# Generalization over different cellular automata rules learned by a deep feed-forward neural network by Aach, M., Goebbert, J. H., & Jitsev, J. (2021)

source
(Aach et al. 2021)
tags
Cellular automata, Neural networks

## Summary

This paper studies the generalization abilities of neural networks on tasks involving learning the dynamics of cellular automata rules from examples.

Neural networks are trained to predict the next state of a CA from the three previous timesteps. Different training examples for a single rule corresponds to different initialization.

The authors study three kinds of generalization:

• Simple generalization: The network is trained on 300 different CA rules and tested on more unseen initial configurations from those 300 rules.
• Level 1 generalization: Same setup as above but the rules have variable sized neighborhoods
• Level 2 generalization: The network is trained on 300 rules with different neighborhoods sizes and tested on new initial configurations and 30 new rules.
• Level 3 generalization: This level has two setups
• Interpolation: train on rules with neighborhoods $$3\times 3$$, $$5 \times 5$$ and $$9 \times 9$$ and evaluate on rules with neighborhood $$7 \times 7$$
• Extrapolation: train on rules with neighborhoods $$3\times 3$$, $$5 \times 5$$ and $$7 \times 7$$ and evaluate on rules with neighborhood $$9 \times 9$$

The neural network used is an encoder-decoder architecture, with convolutions and down-sampling to convert input states into a low dimensional vector and convolutions + up-sampling to convert it back to the next predicted state.

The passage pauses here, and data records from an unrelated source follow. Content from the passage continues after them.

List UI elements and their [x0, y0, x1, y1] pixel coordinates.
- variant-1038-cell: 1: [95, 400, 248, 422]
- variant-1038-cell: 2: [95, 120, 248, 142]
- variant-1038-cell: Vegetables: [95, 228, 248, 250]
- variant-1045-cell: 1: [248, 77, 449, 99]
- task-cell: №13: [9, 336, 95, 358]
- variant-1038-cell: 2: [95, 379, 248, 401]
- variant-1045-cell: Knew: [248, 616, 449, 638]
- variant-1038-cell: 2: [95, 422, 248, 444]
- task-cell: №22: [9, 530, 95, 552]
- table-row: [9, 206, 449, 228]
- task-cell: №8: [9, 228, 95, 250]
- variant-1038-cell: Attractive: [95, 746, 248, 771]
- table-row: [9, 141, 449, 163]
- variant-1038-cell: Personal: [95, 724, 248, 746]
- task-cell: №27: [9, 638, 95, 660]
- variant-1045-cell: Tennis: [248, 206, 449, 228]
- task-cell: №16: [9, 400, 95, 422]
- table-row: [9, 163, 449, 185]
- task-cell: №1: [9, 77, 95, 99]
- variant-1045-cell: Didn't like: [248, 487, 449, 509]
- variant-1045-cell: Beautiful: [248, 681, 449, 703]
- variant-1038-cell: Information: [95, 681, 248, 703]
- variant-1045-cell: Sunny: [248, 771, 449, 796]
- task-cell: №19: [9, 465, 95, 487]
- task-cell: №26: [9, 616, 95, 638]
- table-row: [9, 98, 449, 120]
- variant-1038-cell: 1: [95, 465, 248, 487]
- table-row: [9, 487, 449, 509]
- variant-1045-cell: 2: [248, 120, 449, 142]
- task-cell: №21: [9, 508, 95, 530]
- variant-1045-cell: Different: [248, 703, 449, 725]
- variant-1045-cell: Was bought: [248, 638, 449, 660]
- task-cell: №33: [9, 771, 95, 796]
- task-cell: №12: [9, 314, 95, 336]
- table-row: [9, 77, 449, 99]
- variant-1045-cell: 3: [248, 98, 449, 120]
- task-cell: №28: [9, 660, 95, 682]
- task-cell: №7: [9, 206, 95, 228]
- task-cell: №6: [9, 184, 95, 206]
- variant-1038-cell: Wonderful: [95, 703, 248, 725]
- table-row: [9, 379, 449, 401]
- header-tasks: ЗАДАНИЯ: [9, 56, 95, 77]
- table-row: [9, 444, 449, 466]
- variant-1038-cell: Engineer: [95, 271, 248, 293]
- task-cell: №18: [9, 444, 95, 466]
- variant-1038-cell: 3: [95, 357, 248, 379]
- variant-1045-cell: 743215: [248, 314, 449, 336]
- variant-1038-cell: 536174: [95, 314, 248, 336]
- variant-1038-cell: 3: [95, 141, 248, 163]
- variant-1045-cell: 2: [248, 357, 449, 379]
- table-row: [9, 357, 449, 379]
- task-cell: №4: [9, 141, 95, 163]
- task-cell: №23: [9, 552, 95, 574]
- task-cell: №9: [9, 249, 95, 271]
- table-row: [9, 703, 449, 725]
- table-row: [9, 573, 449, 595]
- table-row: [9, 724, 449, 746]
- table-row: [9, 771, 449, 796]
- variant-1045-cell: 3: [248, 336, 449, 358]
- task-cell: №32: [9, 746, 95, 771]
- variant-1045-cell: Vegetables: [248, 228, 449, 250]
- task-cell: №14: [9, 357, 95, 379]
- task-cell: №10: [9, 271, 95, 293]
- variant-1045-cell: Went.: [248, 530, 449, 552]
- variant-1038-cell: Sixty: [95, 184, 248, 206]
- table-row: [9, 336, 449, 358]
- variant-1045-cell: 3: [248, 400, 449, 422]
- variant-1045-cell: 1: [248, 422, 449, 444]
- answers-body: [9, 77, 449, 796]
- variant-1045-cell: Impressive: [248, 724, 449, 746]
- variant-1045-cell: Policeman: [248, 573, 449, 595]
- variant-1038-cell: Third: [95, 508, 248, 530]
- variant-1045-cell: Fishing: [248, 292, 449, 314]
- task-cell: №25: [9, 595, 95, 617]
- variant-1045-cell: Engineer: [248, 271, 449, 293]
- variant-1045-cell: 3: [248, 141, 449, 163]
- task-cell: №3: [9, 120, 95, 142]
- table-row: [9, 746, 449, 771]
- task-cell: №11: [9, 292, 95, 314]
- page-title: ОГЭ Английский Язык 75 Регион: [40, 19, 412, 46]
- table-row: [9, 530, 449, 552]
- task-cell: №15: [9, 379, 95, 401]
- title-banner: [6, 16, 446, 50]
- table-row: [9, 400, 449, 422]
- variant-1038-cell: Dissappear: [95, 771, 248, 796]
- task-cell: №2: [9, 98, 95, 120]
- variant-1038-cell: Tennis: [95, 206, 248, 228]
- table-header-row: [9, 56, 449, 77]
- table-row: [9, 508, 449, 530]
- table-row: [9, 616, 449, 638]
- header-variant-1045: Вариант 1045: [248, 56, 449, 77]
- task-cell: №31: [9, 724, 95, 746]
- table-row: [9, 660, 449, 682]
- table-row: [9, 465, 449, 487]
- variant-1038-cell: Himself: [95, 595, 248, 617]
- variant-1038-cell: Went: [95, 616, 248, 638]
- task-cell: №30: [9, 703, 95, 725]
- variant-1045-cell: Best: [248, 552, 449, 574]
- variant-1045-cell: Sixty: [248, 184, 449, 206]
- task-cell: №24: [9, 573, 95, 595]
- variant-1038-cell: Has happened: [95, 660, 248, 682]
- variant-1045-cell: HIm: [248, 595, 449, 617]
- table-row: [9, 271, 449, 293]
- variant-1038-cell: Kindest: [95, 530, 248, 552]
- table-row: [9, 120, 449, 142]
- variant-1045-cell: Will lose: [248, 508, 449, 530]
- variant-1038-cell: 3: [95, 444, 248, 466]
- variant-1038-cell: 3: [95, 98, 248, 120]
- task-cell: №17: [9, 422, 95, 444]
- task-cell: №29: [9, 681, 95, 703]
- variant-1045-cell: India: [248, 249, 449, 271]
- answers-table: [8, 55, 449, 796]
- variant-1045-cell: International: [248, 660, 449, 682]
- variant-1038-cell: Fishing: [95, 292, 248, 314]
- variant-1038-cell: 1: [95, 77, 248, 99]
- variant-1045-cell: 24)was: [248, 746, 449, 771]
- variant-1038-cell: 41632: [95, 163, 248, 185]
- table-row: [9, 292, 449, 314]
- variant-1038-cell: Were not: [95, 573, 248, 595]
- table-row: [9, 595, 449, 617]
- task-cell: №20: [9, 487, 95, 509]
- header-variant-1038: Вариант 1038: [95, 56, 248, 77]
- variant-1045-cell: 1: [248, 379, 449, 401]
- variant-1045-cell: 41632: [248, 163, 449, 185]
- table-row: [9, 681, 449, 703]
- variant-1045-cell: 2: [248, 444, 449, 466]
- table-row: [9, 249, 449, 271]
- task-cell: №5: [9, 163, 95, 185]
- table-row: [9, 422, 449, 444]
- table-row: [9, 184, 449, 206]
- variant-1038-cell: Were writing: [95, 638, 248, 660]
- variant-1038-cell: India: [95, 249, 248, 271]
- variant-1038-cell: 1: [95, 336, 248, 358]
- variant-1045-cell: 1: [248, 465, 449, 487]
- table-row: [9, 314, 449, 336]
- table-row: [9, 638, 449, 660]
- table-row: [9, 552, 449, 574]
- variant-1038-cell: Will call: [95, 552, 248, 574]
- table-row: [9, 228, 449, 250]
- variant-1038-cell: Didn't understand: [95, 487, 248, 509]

For training and validation, all configurations above reach more than 90% accuracy. For the simple and level 1 generalizations (same CA rules), the test accuracy is also very high (> 90%). The test accuracy drops significantly for Level 2 and 3, where the network probably has trouble inferring the rule from the 4 previous steps only, whereas before it could have memorized those rules during training.